Speak with your bank about debt consolidation if you owe money over numerous products
If you hold numerous products with one provider – for example, a credit card, loan and overdrafts with your bank – you should speak with that provider about what your options are. In the case we’ve just mentioned, a personal loan will almost always offer a better interest rate than those offered by your bank account and credit card.
Always understand how much any extra fees and charges will amount to before taking out a debt consolidation loan
Along with your list of debts, you’ll also need to understand how much you’re paying month by month in interest and any extra fees (such as bank charges for going overdrawn, or charges for missed repayments).
Consider whether it may make sense to improve your credit score prior to applying for debt consolidation
If you find that you have a poor credit score, you may want to take a few months before applying for debt consolidation to focus on improving it. The tools we’ve mentioned above will all provide helpful suggestions for working on your credit score.
Before agreeing to debt consolidation, research alternative debt solutions
Debt consolidation may not be right for your circumstances, particularly if you have poor credit and are unable to apply for a new loan.
Until you’ve secured a debt consolidation loan, make sure you meet your repayment obligations
If you default on your credit products you greatly reduce the chance of being approved for any loan.
Always seek professional credit expert advice before signing for new credit
Nothing can replace the value of expert credit advice, so this tip is simple – always ensure you speak with a trusted advisor before signing on the dotted line for debt consolidation.
Decide on a plan for changing your spending habits in the future
Here’s a tough, but important, question to answer: are you spending more than your earning? If this applies to you, you’ll need to cut your outgoings if your debt management plan is going to work long after your debt consolidation.
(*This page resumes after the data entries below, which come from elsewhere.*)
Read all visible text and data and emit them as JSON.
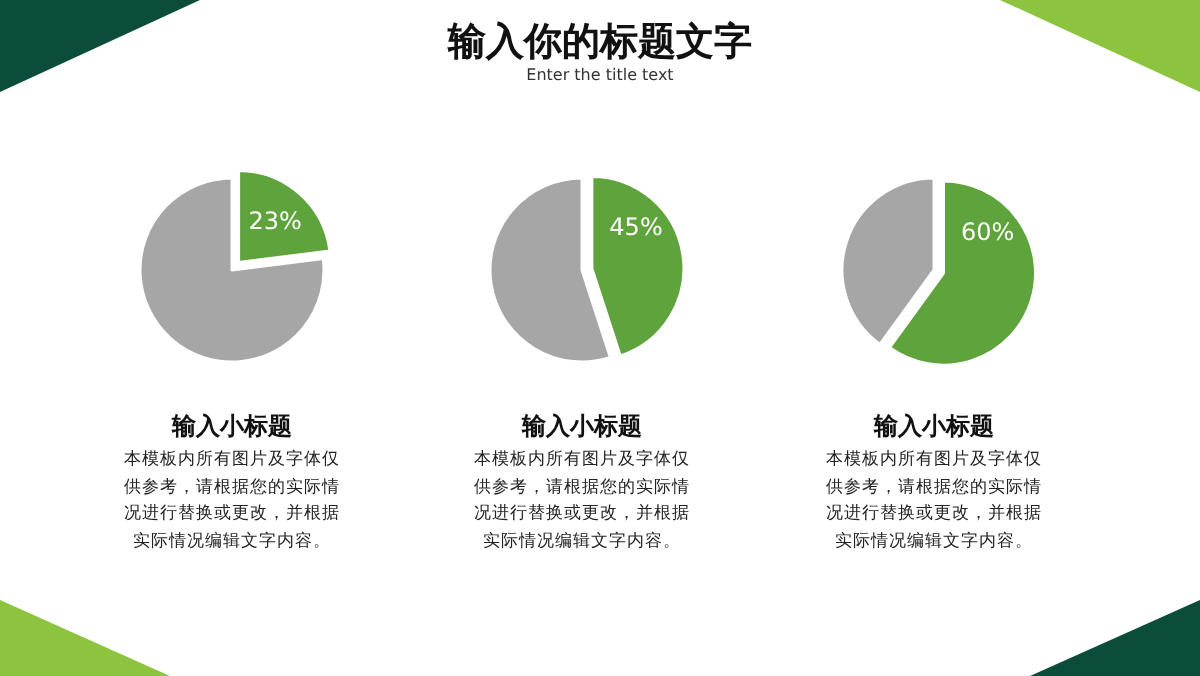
{
  "chart_data": [
    {
      "type": "other",
      "title": "输入你的标题文字",
      "subtitle": "Enter the title text"
    },
    {
      "type": "pie",
      "title": "输入小标题",
      "categories": [
        null,
        null
      ],
      "values": [
        23,
        77
      ],
      "colors": [
        "#5ea33c",
        "#a6a6a6"
      ],
      "value_labels": [
        "23%",
        null
      ],
      "annotations": [
        "本模板内所有图片及字体仅供参考，请根据您的实际情况进行替换或更改，并根据实际情况编辑文字内容。"
      ]
    },
    {
      "type": "pie",
      "title": "输入小标题",
      "categories": [
        null,
        null
      ],
      "values": [
        45,
        55
      ],
      "colors": [
        "#5ea33c",
        "#a6a6a6"
      ],
      "value_labels": [
        "45%",
        null
      ],
      "annotations": [
        "本模板内所有图片及字体仅供参考，请根据您的实际情况进行替换或更改，并根据实际情况编辑文字内容。"
      ]
    },
    {
      "type": "pie",
      "title": "输入小标题",
      "categories": [
        null,
        null
      ],
      "values": [
        60,
        40
      ],
      "colors": [
        "#5ea33c",
        "#a6a6a6"
      ],
      "value_labels": [
        "60%",
        null
      ],
      "annotations": [
        "本模板内所有图片及字体仅供参考，请根据您的实际情况进行替换或更改，并根据实际情况编辑文字内容。"
      ]
    }
  ]
}
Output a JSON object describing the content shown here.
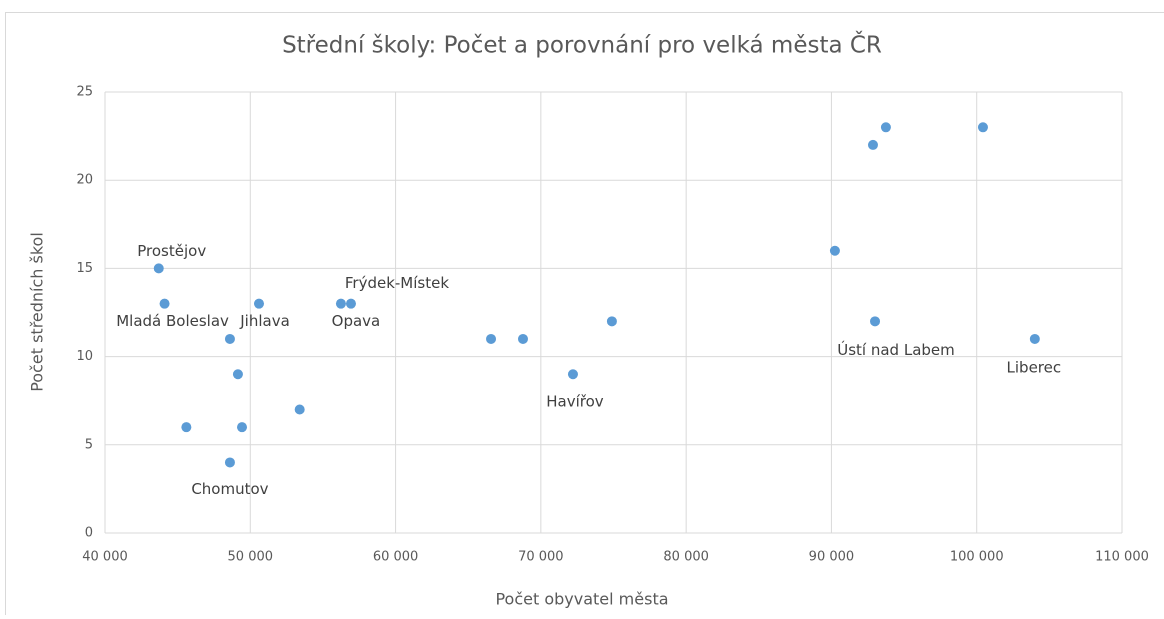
{
  "chart_data": {
    "type": "scatter",
    "title": "Střední školy: Počet a porovnání pro velká města ČR",
    "x_label": "Počet obyvatel města",
    "y_label": "Počet středních škol",
    "x": [
      43700,
      44100,
      45600,
      48600,
      48600,
      49150,
      49430,
      50600,
      53400,
      56240,
      56930,
      66570,
      68770,
      72210,
      74890,
      90240,
      92860,
      93000,
      93750,
      100430,
      104000
    ],
    "values": [
      15,
      13,
      6,
      4,
      11,
      9,
      6,
      13,
      7,
      13,
      13,
      11,
      11,
      9,
      12,
      16,
      22,
      12,
      23,
      23,
      11
    ],
    "labels": [
      "Prostějov",
      "Mladá Boleslav",
      null,
      "Chomutov",
      null,
      null,
      null,
      "Jihlava",
      null,
      "Opava",
      "Frýdek-Místek",
      null,
      null,
      "Havířov",
      null,
      null,
      null,
      "Ústí nad Labem",
      null,
      null,
      "Liberec"
    ],
    "color": "#5b9bd5",
    "xlim": [
      40000,
      110000
    ],
    "xticks": [
      {
        "value": 40000,
        "label": "40 000"
      },
      {
        "value": 50000,
        "label": "50 000"
      },
      {
        "value": 60000,
        "label": "60 000"
      },
      {
        "value": 70000,
        "label": "70 000"
      },
      {
        "value": 80000,
        "label": "80 000"
      },
      {
        "value": 90000,
        "label": "90 000"
      },
      {
        "value": 100000,
        "label": "100 000"
      },
      {
        "value": 110000,
        "label": "110 000"
      }
    ],
    "ylim": [
      0,
      25
    ],
    "yticks": [
      0,
      5,
      10,
      15,
      20,
      25
    ],
    "grid": true
  }
}
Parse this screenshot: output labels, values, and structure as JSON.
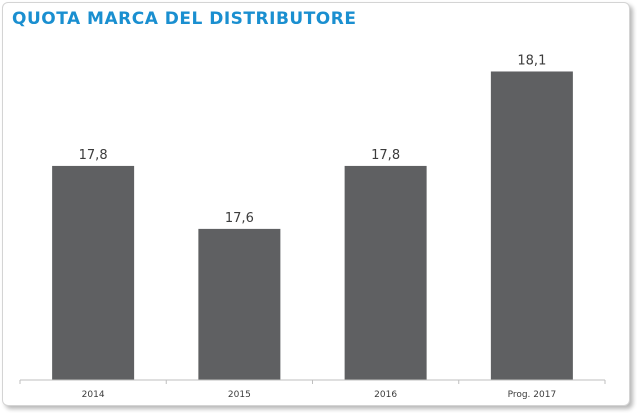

So gain a good understanding of how much you’re spending on non-essentials and aim to cut them out or reduce them.
Remove or reduce your overdrafts after your debt consolidation
Overdrafts are an easy way to fall back into the trap of debt. If you’re including your overdrafts in your debt consolidation, make sure you either remove them completely, or reduce them to a reasonable level.
Cut up your credit cards
If you feel unable to control your use of your credit cards after your debt consolidation, cut them up or consider closing them altogether.
Speak to the National Debt Helpline
If you can not find a Solution in the above tips you can call the National Debt Helpline on 1800 007 007. Their professional financial counsellors provide free and confidential advice. The helpline is open from 9:30 am to 4:30 pm, Monday to Friday.
You can also visit the National Debt Helpline website. It has step-by-step guides explaining how to fix common debt problems.